Au fil des années, les EMS ont racheté un grand nombre d’usines appartenant précédemment aux marques finales pour lesquelles ils travaillent, les OEM (Original equipment manufacturers). Ces derniers se défont ainsi d’usines en surcapacités, au profit d’assembleurs peu connus du public. Ceux-ci ont à leur tour la lourde tâche de faire tourner ces usines, acquises à "bon prix" en période de crise de l’électronique, tout en répondant au cahier des charges drastique de leurs clients.

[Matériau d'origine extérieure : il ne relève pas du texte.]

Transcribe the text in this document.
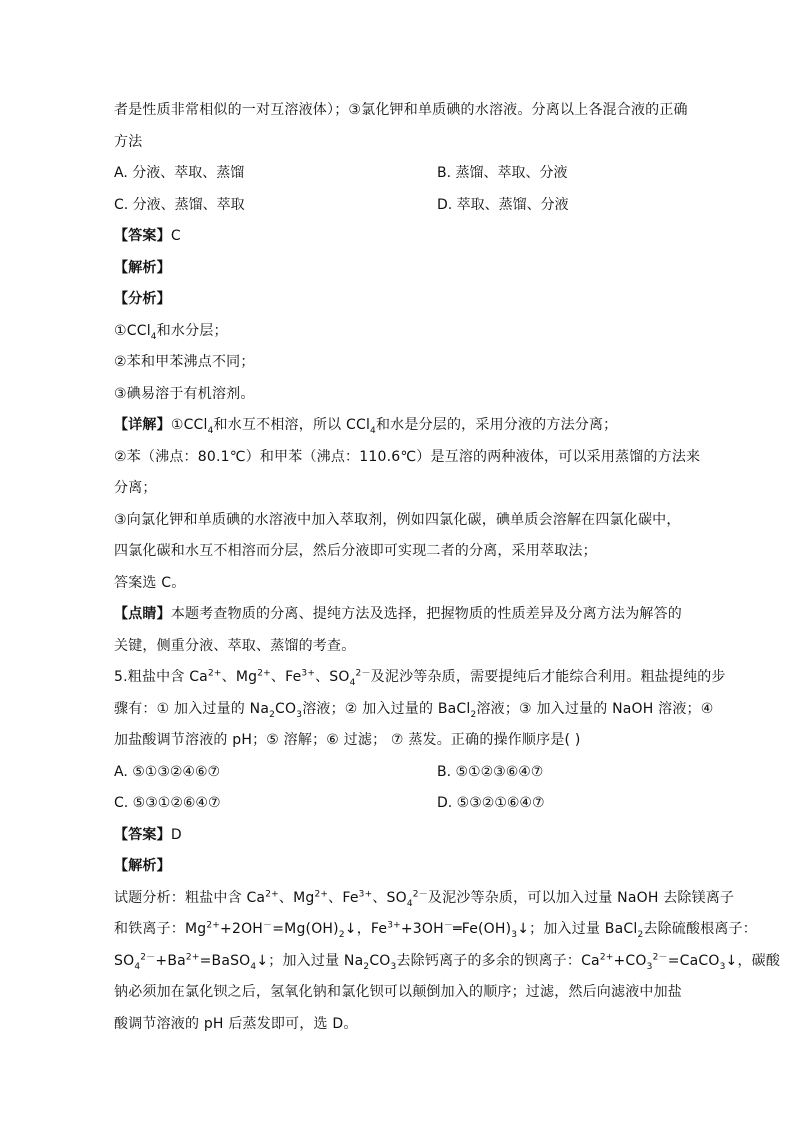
者是性质非常相似的一对互溶液体）；③氯化钾和单质碘的水溶液。分离以上各混合液的正确
方法
A. 分液、萃取、蒸馏	B. 蒸馏、萃取、分液
C. 分液、蒸馏、萃取	D. 萃取、蒸馏、分液
【答案】C
【解析】
【分析】
①CCl$_4$和水分层；
②苯和甲苯沸点不同；
③碘易溶于有机溶剂。
【详解】①CCl$_4$和水互不相溶，所以 CCl$_4$和水是分层的，采用分液的方法分离；
②苯（沸点：80.1℃）和甲苯（沸点：110.6℃）是互溶的两种液体，可以采用蒸馏的方法来
分离；
③向氯化钾和单质碘的水溶液中加入萃取剂，例如四氯化碳，碘单质会溶解在四氯化碳中，
四氯化碳和水互不相溶而分层，然后分液即可实现二者的分离，采用萃取法；
答案选 C。
【点睛】本题考查物质的分离、提纯方法及选择，把握物质的性质差异及分离方法为解答的
关键，侧重分液、萃取、蒸馏的考查。
5.粗盐中含 $Ca^{2+}$、$Mg^{2+}$、$Fe^{3+}$、$SO_4^{2-}$及泥沙等杂质，需要提纯后才能综合利用。粗盐提纯的步
骤有：① 加入过量的 $Na_2CO_3$溶液；② 加入过量的 BaCl$_2$溶液；③ 加入过量的 NaOH 溶液；④
加盐酸调节溶液的 pH；⑤ 溶解；⑥ 过滤； ⑦ 蒸发。正确的操作顺序是( )
A. ⑤①③②④⑥⑦	B. ⑤①②③⑥④⑦
C. ⑤③①②⑥④⑦	D. ⑤③②①⑥④⑦
【答案】D
【解析】
试题分析：粗盐中含 $Ca^{2+}$、$Mg^{2+}$、$Fe^{3+}$、$SO_4^{2-}$及泥沙等杂质，可以加入过量 NaOH 去除镁离子
和铁离子：$Mg^{2+}+2OH^-=Mg(OH)_2↓$，$Fe^{3+}+3OH^-═Fe(OH)_3↓$；加入过量 BaCl$_2$去除硫酸根离子：
$SO_4^{2-}+Ba^{2+}=BaSO_4↓$；加入过量 $Na_2CO_3$去除钙离子的多余的钡离子：$Ca^{2+}+CO_3^{2-}=CaCO_3↓$，碳酸
钠必须加在氯化钡之后，氢氧化钠和氯化钡可以颠倒加入的顺序；过滤，然后向滤液中加盐
酸调节溶液的 pH 后蒸发即可，选 D。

Quitte à fermer ces mêmes sites pour regrouper leur production sur quelques-uns d’entre eux. "Notre rôle premier consistant à offrir à nos clients des réductions de coûts, [nous] poursuivons le recentrage de nos activités vers les pays à bas coûts", explique ainsi Celestica dans ses documents officiels. Car les EMS disposent non seulement d’usines aux Etats-Unis et en Europe, mais aussi en Chine, Indonésie, Thaïlande, République tchèque, Hongrie, ou au Brésil.

Production virtuelle

Ces dernières années, le ralentissement de l’activité économique a coûté plusieurs gros contrats à l’américain Solectron. Celui-ci a à son tour licencié plus de 50000 personnes dans le monde. Et fermé, ou revendu, comme ce fut le cas en France, plusieurs de ses usines. Une partie de cette production a ensuite été transférée dans des pays à main d’œuvre peu coûteuse. En définitive, les marques - ou OEM - se débarrassent de leur trop-plein d’usines, réduisant ainsi leurs coûts et gagnent en flexibilité. A l’image de Nike, et pour reprendre l’expression controversée de Serge Tchuruk, elles tendent à devenir des marques "sans usines", à la production virtuelle. Les EMS de leur côté, offrent peu de prise à la contestation syndicale et se chargent de restructurer et/ou délocaliser lesdites usines. Le consommateur, enfin, n’imagine pas un seul instant les opérations menées en coulisses et au service de ses "marques préférées".